Professor Romer
Goes to Washington
Wall Street Journal, January 25, 2001 (page A1)
PAUL ROMER
is a big-name Stanford University economist who holds the refreshingly naive view that if you explain a good idea to enough important people, they'll do something. So he came to Washington last week, not for black-tie inaugural receptions, but to talk up a scheme to ensure that life is better for future generations.
The problem, as Mr. Romer sees it, is that the U.S. isn't turning out enough scientists and engineers to make discoveries that will pay off in 50 years.
(see further discussion in his May 2000 SIEPR
Discussion paper # 99-20
Should the Government Subsidize Supply or Demand in the Market for Scientists and Engineers)
While U.S. colleges awarded 18% more bachelor's degrees in 1997 than in 1987, they awarded 37% fewer degrees in computer science, 24% fewer in math, 16% fewer in engineering and 2% fewer in physical sciences, the National Science Foundation says. Graduate enrollments in science are up but only because so many foreign students are coming to the U.S. "We're fishing the pond. We're not restocking it," says NASA administrator Daniel Goldin.
Mr. Romer's diagnosis is arresting since it comes from a lifelong academic. U.S. colleges and universities, so often celebrated for contributing to America's economic successes, are a bottleneck.
Colleges discourage undergraduates from majoring in science, he says. They make science courses much harder than other fields. They relegate undergraduate teaching to graduate students. Why? Partly because science majors need costly laboratories and history majors don't; partly because professors, who influence graduate students by controlling their funding, are preoccupied with cloning themselves. The result a glut of would-be professors and a shortage of industrial researchers.
Mr. Romer's prescription is a federal program to change the incentives, dangle $1 billion in bounties, perhaps $10,000 a head, to colleges that increase their output of undergraduate science majors. And offer 100,000 promising high-school students $20,000-a-year fellowships only if they go on to graduate study in science.
His critique makes university presidents squirm. Some challenge him. When pressed, others say he may be on to something. Columbia University's George Rupp says his scientists would welcome more majors but acknowledges "a tendency to screen out all except the most gifted." Joe Wyatt, Vanderbilt University's retired chancellor, doubts that colleges overtly discourage science majors but concedes that "it is more costly to offer science courses."
Mr. Romer is hard to dismiss. He overturned the prevailing view in economics by arguing that discoveries don't simply appear when inspiration strikes but reflect the effort put into innovating. Conventional economics teaches that resources are scarce. Mr. Romer teaches that ideas aren't -- we'll never run out of them -- and that ideas matter more. It may sound obvious, but Nobel Prizes go to those who make arguments that seem obvious -- after they have had the smarts to make them first.
Mr. Romer's theory is profoundly optimistic. We can take steps to make the economy grow faster over time. Only an optimist could think that a man armed with an idea could accomplish something in Washington, a city clogged with special-interest agendas financed by campaign contributions.
It was a short hop from Mr. Romer's ideas to his current quest. "If you believe that ideas drive prosperity, you ask where do ideas come from? The answer is skilled people," he says. "The more people you have prospecting, the more you will be stumbling on rich veins of gold."

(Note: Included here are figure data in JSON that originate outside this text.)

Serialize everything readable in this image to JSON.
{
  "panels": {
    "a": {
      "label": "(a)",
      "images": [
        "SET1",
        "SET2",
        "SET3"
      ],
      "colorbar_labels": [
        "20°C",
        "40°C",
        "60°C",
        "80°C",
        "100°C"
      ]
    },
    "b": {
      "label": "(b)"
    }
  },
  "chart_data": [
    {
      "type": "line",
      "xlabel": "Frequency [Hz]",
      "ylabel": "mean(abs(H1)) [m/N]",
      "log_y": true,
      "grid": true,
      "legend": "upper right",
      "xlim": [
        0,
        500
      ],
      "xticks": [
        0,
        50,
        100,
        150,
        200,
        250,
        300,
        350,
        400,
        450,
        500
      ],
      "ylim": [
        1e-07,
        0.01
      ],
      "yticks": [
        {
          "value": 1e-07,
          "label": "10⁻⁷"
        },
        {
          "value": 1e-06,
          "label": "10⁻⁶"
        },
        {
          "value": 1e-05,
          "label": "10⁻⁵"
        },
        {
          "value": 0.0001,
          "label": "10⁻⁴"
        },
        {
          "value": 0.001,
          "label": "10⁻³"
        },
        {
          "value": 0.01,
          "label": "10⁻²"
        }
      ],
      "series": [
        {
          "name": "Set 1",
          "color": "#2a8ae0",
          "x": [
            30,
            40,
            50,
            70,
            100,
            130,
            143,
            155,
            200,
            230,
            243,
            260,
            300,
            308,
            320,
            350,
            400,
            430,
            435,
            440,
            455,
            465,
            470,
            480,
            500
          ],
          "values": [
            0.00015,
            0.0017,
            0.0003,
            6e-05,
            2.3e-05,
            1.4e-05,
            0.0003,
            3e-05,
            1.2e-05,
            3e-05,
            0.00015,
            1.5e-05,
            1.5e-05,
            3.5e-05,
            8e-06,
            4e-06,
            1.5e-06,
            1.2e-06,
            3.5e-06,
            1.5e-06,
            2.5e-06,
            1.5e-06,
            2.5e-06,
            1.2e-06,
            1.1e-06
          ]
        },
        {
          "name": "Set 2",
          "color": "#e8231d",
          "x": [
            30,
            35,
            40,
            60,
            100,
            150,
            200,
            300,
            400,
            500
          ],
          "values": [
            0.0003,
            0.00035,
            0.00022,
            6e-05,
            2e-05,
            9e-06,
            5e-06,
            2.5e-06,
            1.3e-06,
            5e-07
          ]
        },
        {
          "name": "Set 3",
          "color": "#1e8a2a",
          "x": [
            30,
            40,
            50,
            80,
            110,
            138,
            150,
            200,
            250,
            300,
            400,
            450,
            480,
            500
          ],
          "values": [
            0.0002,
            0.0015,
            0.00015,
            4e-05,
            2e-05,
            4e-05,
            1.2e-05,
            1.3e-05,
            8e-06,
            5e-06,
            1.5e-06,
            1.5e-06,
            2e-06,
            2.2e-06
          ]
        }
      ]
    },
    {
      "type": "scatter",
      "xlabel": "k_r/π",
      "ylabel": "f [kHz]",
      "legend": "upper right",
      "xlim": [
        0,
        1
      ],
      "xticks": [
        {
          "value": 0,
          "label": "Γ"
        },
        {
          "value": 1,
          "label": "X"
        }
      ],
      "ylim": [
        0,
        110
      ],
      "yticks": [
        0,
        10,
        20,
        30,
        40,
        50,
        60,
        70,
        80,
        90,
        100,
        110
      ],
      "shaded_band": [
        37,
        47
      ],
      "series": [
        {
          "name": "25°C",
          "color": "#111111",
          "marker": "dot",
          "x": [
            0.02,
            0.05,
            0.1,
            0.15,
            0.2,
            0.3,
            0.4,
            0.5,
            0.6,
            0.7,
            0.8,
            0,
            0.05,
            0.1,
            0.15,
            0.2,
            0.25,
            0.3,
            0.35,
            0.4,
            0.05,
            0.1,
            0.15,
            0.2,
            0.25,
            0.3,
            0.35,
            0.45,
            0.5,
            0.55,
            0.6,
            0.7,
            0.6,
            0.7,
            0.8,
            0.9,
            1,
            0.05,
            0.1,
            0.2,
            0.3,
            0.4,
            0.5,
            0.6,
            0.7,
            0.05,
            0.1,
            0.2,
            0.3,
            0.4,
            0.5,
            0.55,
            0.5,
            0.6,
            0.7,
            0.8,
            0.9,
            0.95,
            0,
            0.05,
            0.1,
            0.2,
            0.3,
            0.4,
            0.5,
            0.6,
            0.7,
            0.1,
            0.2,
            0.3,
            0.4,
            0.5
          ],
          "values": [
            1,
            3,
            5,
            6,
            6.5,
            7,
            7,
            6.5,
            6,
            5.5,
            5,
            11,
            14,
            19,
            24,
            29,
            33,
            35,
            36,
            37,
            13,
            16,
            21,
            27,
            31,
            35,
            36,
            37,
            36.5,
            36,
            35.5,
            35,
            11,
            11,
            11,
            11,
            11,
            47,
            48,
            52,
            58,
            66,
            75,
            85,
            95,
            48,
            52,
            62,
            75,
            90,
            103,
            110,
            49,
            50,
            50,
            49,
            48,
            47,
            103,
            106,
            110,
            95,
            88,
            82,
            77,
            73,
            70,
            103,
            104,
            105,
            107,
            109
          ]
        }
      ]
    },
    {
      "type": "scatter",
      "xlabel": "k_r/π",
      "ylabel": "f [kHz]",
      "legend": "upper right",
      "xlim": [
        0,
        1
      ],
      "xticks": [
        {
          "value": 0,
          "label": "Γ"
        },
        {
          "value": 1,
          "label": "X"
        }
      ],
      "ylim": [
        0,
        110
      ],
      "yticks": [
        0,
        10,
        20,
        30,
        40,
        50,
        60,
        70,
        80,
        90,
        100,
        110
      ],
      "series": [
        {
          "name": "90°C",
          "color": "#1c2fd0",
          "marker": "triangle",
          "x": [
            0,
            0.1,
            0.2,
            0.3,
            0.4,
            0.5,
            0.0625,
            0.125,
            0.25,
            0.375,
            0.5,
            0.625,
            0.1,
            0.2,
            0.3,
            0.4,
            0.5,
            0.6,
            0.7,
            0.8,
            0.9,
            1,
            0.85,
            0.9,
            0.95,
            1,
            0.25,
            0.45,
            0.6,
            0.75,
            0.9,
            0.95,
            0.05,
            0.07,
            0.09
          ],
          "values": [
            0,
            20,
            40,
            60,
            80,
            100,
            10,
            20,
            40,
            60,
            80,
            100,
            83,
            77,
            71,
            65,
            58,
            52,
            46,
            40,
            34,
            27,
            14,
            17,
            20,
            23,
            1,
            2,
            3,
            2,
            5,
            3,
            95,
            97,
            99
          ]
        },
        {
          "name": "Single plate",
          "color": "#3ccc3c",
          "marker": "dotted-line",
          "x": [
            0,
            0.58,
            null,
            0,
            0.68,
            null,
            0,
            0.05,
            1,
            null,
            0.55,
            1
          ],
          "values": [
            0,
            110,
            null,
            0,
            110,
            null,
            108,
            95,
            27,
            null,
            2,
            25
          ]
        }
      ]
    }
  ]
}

To encourage innovation, government spends heavily on research. This diverts prospectors to favored spots but doesn't necessarily increase the number of prospectors. Government is trying to get more young people interested in science. Good idea, but it won't work unless colleges increase the number of science majors.
Until recently, Mr. Romer shunned the political arena. He didn't want to follow his dad, a former Colorado governor. And he wasn't willing to be a team player on a politician's squad, preferring to dispense blunt advice from the sidelines.
But now he is flying east regularly to see congressional staffers, whose bosses are eager for alternatives to special visas for foreign scientists. He meets with forums such as the Council on Competitiveness, the Committee for Economic Development and the Government Industry University Research Roundtable, which shape consensus in Washington. Hungry for scientists, business executives applaud. "There is a very serious bottleneck, and it's the kind of problem that can be approached by government policy," says William Haseltine, chairman of Human Genome Sciences Inc.
So now the professor has become a pupil, learning the ways of Washington. Don't knock federal technology subsidies to business, counsels one veteran. Doing so is divisive. Mr. Romer, a critic of such subsidies, is trying.
But he remains the professor. "What could we do if we thought very big about doing something that is going to have an impact on economic growth in the 21st century?" he asks. What would rival the 1862 Morrill Act, which financed land-grant universities? The G.I. Bill of Rights, which drew World War II veterans to college? The founding of computer science as an academic discipline? These are the right questions.